Deshalb verlangt „Haltung bewahren“ zweitens gerade jetzt, alternative Kooperationsmöglichkeiten auszuloten und zu initiieren. Es gilt nun, neue Allianzen zu schmieden, um gemeinsam sowohl in die eigenen Reihen als auch gegenüber Partnern wie Donald Trump zu signalisieren: Unsere Werte werden nicht Preis gegeben. Und dieses Signal wird umso glaubwürdiger, je breiter, unkonventioneller und diverser die Bündnisse sind – beispielsweise unter Beteiligung von politischen Akteuren und Nichtregierungsorganisationen, Arbeitgebern und Arbeitnehmern, Kirchen und Wirtschaftsverbänden, Unternehmern und Kulturschaffenden, Elder Statesmen und Young Leaders, national und international. Schließlich geht es um nichts Geringeres als den Erhalt der gemeinsamen Voraussetzungen für einen fairen Wettstreit unterschiedlicher Interessen und Meinungen. Umso wichtiger sind nun Signale der Geschlossenheit. Solche Signale muss gute Führung nun initiieren.

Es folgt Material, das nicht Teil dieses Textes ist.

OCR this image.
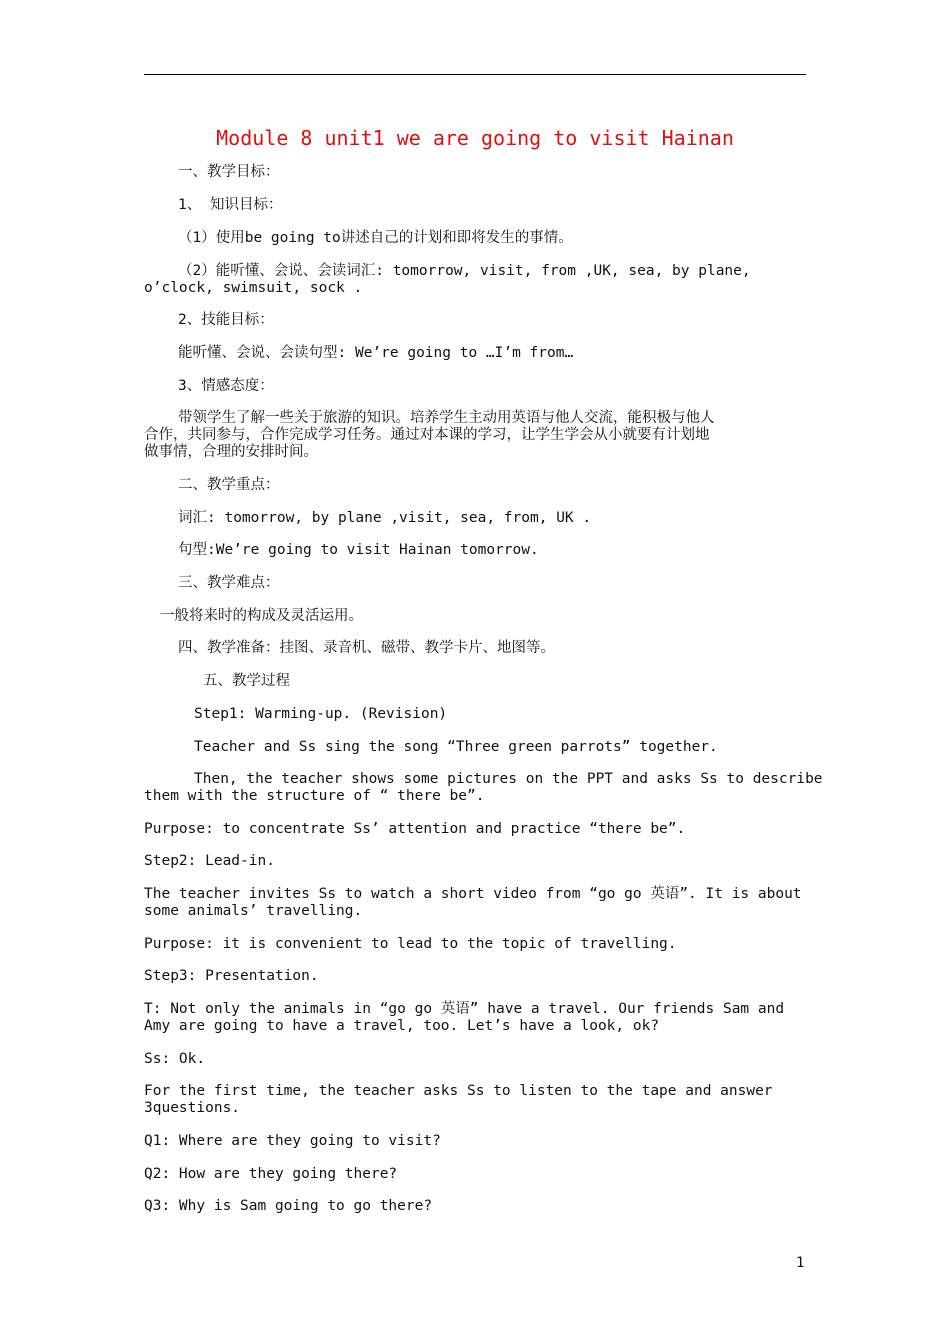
Module 8 unit1 we are going to visit Hainan
一、教学目标：
1、 知识目标：
（1）使用be going to讲述自己的计划和即将发生的事情。
（2）能听懂、会说、会读词汇: tomorrow, visit, from ,UK, sea, by plane,
o’clock, swimsuit, sock .
2、技能目标：
能听懂、会说、会读句型: We’re going to …I’m from…
3、情感态度：
带领学生了解一些关于旅游的知识。培养学生主动用英语与他人交流，能积极与他人
合作，共同参与，合作完成学习任务。通过对本课的学习，让学生学会从小就要有计划地
做事情，合理的安排时间。
二、教学重点：
词汇: tomorrow, by plane ,visit, sea, from, UK .
句型:We’re going to visit Hainan tomorrow.
三、教学难点：
一般将来时的构成及灵活运用。
四、教学准备：挂图、录音机、磁带、教学卡片、地图等。
五、教学过程
Step1: Warming-up. (Revision)
Teacher and Ss sing the song “Three green parrots” together.
Then, the teacher shows some pictures on the PPT and asks Ss to describe
them with the structure of “ there be”.
Purpose: to concentrate Ss’ attention and practice “there be”.
Step2: Lead-in.
The teacher invites Ss to watch a short video from “go go 英语”. It is about
some animals’ travelling.
Purpose: it is convenient to lead to the topic of travelling.
Step3: Presentation.
T: Not only the animals in “go go 英语” have a travel. Our friends Sam and
Amy are going to have a travel, too. Let’s have a look, ok?
Ss: Ok.
For the first time, the teacher asks Ss to listen to the tape and answer
3questions.
Q1: Where are they going to visit?
Q2: How are they going there?
Q3: Why is Sam going to go there?
1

Denn letztlich beruht der Erfolg von Verführern wie Trump ja gerade darauf, dass sie Kapital aus jener Vielstimmigkeit schlagen, die innerhalb des politischen Wettbewerbs unabdingbar ist, die mit Blick auf die Bedingungen für den Wettbewerb indes nachhaltigen Schaden anrichten kann. Und diese Herausforderung, beschränkt sich nicht auf die Vereinigten Staaten, wie die Entwicklungen in vielen anderen Ländern zeigen.

Gute Führung mit Haltung verlangt in diesen Zeiten also gerade nicht „Heroentum“, sondern vielmehr einen klaren Blick auf „Investitionsalternativen“. Denn gelebte Werte sind Vermögenswerte, die Investitionen erfordern und verdienen. Umgekehrt ist die Preisgabe von Werten gerade dann, wenn es darauf ankommt, zu ihnen zu stehen, stets auch ein Signal für die (mangelnde) eigene Haltung und mithin ausschlaggebend für Reputation und Vertrauenswürdigkeit.

Zusammengefasst: Gerade in Zeiten schlechter Beispiele verlangt gute Führung, der Goldenen Regel zu folgen: Investiere in die Bedingungen der gesellschaftlichen Zusammenarbeit zum gegenseitigen Vorteil.